The above coin represents the earliest of Carolingian coinage minted in Venice, Italy. It was minted under the authority of King Louis “le Pious” of West Francia. Louis was the son and successor to King Charlemagne of Francia. Prior to this Carolingian issue, the city of Venice was not authorized by Byzantium to produce medieval coinage. Coins for the Byzantine north Italy were minted in Ravenna, until the city lost its the status as a Holy Roman capital city. Ravenna lost capital status during the advancements of Charlemagne and from the dissolution of the Exarchate. Prior to the dissolution, Ravenna was the main coin production mint in northern Italy. Following these events, the Carolingian Empire seized opportunities to facilitate trade and commerce with the east by establishing a permanent port in the city of Venice. Earlier attempts by the Carolingian empire to forcibly subjugate a Venetian port of entry did not succeed. However, during the Pax Nicephori or Peace Treaty of Aachen, Byzantium agreed to allowed Venice complete territorial independence, provided Byzantium could control the entire province of Venezia. The new Venetian independence allowed the city to establish trading rights with Louis the Pious. This gave Louis and his empire an eastern port city for its mercantile trade and commerce, in 812 AD. A Venice port would greatly facilitate Carolingian trade with its northern territories of central Europe. As a consequence, Venice became an important mint city for striking Louis the Pious Carolingian coinage.
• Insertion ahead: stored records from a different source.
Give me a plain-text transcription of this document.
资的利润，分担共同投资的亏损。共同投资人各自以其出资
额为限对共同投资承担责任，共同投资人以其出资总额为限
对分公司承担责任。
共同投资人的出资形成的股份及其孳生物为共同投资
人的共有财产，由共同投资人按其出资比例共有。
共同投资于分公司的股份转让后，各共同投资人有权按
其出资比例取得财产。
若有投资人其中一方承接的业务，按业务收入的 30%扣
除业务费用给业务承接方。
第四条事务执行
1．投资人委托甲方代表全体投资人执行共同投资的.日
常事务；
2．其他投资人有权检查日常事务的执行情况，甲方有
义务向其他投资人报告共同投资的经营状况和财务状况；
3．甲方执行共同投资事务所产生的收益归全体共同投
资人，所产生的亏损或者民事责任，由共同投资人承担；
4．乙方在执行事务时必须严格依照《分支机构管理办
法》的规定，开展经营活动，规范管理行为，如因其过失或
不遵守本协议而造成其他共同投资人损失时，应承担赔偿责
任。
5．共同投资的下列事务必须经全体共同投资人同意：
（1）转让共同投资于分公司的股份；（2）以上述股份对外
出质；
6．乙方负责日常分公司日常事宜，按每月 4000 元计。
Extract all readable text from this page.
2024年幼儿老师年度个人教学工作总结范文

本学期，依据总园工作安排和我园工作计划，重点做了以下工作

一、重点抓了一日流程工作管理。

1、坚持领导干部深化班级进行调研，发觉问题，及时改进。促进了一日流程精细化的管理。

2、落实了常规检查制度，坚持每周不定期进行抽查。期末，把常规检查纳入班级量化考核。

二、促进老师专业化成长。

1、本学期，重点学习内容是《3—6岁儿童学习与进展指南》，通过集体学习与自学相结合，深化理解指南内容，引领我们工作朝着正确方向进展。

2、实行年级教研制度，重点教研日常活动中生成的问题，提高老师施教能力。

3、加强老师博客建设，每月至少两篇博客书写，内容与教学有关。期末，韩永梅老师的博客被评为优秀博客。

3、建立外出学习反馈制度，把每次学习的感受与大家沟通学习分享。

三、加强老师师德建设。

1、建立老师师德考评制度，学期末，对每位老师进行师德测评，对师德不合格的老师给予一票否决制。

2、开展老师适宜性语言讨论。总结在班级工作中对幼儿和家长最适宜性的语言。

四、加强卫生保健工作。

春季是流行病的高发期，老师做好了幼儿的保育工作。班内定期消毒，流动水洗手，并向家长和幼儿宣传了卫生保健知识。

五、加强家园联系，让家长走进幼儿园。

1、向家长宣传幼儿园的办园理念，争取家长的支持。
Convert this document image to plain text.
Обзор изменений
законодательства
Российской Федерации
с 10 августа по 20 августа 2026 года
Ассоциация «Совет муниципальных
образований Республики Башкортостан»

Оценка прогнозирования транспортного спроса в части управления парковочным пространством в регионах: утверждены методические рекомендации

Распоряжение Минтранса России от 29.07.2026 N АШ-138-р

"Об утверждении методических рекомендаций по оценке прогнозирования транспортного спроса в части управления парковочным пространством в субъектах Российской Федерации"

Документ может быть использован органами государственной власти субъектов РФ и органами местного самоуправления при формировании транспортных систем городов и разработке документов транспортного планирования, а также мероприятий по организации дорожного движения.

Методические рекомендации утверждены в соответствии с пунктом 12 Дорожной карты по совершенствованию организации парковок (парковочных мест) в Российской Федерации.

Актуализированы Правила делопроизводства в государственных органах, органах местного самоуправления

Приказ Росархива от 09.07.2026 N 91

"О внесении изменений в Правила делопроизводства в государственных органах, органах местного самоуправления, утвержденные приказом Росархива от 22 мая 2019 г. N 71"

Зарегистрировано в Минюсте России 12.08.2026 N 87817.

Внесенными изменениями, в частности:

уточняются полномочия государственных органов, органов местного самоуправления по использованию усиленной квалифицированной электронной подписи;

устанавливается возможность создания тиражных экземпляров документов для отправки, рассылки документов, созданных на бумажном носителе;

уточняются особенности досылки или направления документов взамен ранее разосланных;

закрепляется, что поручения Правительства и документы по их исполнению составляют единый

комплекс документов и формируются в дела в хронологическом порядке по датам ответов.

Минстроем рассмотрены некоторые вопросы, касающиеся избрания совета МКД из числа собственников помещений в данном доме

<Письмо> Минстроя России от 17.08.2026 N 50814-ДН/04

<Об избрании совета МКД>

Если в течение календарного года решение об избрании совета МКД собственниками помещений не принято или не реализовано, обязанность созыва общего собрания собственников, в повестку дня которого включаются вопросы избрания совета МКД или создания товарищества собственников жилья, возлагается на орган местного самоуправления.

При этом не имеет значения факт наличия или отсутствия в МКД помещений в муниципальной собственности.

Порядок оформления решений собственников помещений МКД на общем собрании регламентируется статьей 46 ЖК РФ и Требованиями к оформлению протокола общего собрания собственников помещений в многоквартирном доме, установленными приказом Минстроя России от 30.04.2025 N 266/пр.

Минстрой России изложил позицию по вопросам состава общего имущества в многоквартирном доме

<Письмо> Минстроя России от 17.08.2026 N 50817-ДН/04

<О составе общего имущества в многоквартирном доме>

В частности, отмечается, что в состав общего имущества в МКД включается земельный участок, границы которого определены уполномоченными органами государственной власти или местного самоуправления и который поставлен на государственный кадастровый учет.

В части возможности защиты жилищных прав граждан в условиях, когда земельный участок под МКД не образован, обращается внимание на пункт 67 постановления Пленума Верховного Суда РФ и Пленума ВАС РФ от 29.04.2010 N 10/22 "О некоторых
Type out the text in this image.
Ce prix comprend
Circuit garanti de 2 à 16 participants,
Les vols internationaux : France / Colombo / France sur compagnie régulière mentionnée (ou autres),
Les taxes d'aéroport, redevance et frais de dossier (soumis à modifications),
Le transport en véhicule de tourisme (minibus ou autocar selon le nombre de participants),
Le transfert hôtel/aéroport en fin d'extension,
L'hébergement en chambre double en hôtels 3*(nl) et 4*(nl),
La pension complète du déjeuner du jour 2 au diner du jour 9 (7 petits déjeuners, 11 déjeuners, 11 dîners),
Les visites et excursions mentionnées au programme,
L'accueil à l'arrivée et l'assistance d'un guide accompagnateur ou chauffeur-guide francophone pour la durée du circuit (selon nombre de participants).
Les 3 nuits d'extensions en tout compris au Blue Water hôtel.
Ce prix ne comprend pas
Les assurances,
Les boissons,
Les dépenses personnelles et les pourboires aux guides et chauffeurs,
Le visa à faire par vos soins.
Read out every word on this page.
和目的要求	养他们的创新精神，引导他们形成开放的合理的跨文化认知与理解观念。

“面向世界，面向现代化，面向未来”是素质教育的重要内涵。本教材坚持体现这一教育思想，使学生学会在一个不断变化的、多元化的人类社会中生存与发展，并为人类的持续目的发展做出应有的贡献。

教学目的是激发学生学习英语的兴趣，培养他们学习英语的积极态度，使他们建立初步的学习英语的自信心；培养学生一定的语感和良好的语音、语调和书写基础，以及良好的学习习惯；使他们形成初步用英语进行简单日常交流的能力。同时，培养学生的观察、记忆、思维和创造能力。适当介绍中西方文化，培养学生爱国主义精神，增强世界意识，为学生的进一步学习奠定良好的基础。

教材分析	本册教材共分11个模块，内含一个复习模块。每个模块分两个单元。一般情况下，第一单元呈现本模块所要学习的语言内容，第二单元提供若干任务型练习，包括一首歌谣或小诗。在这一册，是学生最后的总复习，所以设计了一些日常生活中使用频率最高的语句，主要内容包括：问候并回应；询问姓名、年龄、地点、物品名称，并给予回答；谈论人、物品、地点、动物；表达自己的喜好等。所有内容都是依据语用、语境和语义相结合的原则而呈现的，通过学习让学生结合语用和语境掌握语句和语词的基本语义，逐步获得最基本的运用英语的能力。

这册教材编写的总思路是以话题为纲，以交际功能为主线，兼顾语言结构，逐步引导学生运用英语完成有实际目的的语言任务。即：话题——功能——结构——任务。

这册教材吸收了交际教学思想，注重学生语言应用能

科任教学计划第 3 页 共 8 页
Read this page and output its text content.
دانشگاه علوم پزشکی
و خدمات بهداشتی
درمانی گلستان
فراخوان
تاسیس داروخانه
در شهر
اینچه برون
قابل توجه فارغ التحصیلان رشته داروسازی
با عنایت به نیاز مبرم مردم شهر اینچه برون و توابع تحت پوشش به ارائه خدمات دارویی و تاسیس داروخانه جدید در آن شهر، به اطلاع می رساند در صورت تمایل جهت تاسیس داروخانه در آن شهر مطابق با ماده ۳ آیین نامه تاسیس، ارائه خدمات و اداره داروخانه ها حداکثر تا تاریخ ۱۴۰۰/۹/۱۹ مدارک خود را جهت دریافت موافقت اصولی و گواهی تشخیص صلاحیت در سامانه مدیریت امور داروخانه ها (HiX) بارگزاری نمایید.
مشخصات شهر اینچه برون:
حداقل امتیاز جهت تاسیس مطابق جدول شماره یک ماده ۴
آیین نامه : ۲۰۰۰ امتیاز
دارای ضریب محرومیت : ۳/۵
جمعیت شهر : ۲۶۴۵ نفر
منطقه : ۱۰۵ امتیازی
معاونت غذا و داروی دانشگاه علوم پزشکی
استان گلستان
The above coin is dated to 817 – 822 AD. At this time, the Venice mint adopted a new monetary system based on Carolingian silver denominations, where 240 denier was equal to 20 gold solidi. The above silver denier was issued during the first year of Louis’ reign. The coins obverse legend names the Holy Roman Emperor with the name “LVDOVVICVS” (Louis I the Pious). The coins reverse indicates the coin was struck in Venice, as the legend “VENECIAS” reveals in two separate lines. The fact that Louis I was able to mint coins across all of Europe, which rapidly circulated across all of France to the Italy, including the port city of Venice, is a numismatic testament to his strong rule, unification of the imperial economy, and a prosperous Carolingian centralized economy.

Value: Denier. Metal: AR Silver. Weight: 1.80 grams. Mint: Venice. Date: 814-822 AD.
Attribution: Coupland, Money Class II; Depeyrot 1116D; Morrison/Grunthal 456; MEC 1, 789.